The Sarpong Synthesis of Phomactin A
Richmond Sarpong of the University of California, Berkeley envisioned a general synthetic route to the phomactins, exemplified by phomactin A (3), based on the cyclization of 1 to 2. The challenge in this approach was the preparation of the highly substituted cyclohexene core of 1 (Nature Chem. 2018, 10, 938. DOI: 10.1038/s41557-018-0084-x).
The acyclic half 6 of 1, already known from previous work by Eric J. Thomas of the University of Manchester, was readily prepared from the alkyne 4. The Negishi protocol converted 4 to 5, that was then silylated to give 6 (Tetrahedron 2015, 71, 7293. DOI: 10.1016/j.tet.2015.04.005).
The authors chose to prepare the cyclohexene of 1 from the inexpensive carvone 7. The key enabling transformation was the reductive cylization of the derived epoxide 8 to the diastereomeric mixture of the cyclobutanes 9 and 10, first reported by Franciso A. Bermejo and Alfonso Fernández Mateos of the Universidad de Salamanca (Tetrahedron 2006, 62, 8933. DOI: 10.1016/j.tet.2006.07.020).
The readily separable diol 10, with the correct relative and absolute configuration for conversion to 1, was carried on to the sulfide 11. The cyclobutane was cleaved selectively, to give 12. Oxidation led to the sulfone 13, that was converted by methyl lithium addition followed by dehydration to the diene 14. Allylic oxidation gave the aldehyde 15. Addition of the alkenyl lithium derived from 6 followed by protection, deprotection and conversion of the allylic alcohol to the corresponding bromide then completed the assembly of 1.
The cyclization of 1 to 2 proceeded smoothly, as did the subsequent desulfurization.

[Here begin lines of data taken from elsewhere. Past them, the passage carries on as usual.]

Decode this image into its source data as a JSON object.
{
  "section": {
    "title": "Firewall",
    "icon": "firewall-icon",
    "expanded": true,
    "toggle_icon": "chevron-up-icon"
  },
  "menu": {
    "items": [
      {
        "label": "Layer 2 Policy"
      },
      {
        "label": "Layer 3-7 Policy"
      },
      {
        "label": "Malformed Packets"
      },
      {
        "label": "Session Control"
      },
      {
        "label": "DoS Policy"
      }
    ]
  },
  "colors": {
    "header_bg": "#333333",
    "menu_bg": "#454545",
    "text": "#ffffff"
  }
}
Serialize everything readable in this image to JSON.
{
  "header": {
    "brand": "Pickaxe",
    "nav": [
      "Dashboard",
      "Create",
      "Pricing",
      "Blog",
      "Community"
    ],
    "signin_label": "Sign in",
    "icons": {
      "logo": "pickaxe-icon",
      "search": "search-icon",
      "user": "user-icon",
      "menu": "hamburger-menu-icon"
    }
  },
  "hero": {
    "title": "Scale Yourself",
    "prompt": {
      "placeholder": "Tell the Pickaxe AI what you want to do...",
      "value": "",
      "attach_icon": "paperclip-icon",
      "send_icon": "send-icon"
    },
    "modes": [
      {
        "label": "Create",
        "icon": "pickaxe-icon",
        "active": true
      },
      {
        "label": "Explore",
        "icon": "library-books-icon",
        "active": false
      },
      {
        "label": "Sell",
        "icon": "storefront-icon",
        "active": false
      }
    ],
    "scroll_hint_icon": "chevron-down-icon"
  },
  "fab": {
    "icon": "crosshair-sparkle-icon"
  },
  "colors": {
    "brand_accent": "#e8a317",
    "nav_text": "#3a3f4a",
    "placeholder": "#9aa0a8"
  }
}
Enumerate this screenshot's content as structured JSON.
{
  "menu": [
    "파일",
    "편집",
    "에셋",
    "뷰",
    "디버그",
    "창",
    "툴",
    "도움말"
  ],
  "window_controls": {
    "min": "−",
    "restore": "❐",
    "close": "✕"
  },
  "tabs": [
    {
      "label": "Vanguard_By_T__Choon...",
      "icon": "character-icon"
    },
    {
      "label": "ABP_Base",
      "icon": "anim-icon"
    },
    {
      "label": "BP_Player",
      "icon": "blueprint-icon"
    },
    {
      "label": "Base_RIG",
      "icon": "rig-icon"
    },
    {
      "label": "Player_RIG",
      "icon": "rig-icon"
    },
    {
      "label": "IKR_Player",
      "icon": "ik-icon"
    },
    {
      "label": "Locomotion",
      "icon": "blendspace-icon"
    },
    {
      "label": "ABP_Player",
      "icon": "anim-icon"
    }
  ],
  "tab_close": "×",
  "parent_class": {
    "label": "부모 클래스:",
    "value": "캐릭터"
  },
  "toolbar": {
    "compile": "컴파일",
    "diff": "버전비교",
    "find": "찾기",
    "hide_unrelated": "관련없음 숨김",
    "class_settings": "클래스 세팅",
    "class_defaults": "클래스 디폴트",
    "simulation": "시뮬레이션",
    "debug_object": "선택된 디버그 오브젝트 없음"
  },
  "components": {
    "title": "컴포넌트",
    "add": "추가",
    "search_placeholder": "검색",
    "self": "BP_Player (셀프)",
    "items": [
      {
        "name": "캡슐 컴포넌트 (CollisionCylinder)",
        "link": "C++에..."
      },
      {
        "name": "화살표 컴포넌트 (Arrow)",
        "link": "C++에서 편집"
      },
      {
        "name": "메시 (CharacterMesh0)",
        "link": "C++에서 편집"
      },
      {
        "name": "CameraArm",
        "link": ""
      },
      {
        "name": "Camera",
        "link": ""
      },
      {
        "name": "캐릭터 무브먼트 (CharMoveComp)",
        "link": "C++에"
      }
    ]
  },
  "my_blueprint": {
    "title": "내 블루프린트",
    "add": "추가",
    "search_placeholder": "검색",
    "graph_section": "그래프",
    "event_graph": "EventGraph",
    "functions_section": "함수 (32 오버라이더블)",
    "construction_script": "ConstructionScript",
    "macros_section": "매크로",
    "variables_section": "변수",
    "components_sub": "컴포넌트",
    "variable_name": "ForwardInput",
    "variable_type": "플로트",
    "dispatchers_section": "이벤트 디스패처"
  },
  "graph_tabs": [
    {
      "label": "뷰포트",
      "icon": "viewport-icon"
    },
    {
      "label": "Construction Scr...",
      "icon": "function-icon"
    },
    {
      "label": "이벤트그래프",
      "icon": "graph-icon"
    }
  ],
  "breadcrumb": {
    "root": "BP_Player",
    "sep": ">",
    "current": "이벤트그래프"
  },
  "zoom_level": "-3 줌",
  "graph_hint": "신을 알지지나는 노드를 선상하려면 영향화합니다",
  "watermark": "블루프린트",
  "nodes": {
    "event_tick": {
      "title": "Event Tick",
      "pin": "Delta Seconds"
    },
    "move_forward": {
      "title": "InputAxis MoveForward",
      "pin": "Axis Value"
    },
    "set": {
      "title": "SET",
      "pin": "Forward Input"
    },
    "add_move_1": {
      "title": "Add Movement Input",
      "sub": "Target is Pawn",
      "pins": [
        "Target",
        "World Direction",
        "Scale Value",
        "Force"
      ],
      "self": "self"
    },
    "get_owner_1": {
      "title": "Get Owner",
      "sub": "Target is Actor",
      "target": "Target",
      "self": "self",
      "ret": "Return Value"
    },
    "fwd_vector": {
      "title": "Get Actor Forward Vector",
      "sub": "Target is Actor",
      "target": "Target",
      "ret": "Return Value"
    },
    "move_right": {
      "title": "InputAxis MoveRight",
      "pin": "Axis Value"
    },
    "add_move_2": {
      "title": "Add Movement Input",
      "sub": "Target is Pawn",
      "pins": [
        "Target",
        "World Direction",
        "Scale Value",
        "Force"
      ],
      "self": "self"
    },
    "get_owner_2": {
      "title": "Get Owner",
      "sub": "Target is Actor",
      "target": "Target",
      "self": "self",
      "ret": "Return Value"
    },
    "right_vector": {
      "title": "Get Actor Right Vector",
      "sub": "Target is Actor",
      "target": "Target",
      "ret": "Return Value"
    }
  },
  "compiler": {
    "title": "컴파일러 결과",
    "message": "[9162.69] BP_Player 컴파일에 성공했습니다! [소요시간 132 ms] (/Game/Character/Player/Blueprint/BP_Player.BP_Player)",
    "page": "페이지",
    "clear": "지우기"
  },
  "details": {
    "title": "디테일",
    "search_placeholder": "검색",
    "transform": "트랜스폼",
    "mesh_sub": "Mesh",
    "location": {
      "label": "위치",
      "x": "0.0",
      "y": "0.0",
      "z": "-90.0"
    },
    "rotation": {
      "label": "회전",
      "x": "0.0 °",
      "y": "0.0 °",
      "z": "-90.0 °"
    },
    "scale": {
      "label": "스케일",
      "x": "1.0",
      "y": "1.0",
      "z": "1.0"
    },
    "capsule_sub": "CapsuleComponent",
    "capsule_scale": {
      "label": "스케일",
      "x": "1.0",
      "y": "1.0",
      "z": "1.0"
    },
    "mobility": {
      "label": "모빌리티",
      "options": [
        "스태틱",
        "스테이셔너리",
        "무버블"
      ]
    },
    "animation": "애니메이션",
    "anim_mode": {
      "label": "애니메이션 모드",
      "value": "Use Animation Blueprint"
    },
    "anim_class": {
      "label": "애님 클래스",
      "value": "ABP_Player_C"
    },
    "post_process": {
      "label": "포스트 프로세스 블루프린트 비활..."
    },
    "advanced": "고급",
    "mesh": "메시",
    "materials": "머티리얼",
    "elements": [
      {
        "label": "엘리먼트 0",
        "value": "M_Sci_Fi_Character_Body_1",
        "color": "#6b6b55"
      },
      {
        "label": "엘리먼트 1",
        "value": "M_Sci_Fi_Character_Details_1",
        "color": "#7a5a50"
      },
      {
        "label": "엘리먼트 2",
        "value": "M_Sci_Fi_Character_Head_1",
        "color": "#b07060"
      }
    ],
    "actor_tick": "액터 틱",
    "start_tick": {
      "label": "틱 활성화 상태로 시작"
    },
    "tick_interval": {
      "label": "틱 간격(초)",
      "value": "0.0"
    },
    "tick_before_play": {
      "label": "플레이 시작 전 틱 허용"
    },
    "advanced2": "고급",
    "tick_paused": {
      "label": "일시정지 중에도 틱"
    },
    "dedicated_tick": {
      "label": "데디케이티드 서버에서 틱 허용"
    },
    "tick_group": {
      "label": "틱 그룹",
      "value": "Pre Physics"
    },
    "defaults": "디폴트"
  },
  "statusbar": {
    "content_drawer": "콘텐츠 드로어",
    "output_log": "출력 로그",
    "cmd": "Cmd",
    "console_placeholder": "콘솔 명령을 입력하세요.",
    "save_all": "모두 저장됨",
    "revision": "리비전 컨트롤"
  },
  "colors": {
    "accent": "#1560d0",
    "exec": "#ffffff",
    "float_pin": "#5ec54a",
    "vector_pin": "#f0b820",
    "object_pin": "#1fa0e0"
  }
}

Deprotection followed by oxidation and reduction then completed the synthesis of the allylic alcohol 16, a versatile intermediate for the preparation of many members of the phomactin family. To reach phomactin A (3), the allylic alcohol was doubly epoxidized to 17. Allylic displacement with acetate delivered 18, that was oxidized, deacetylated and cyclized to 3.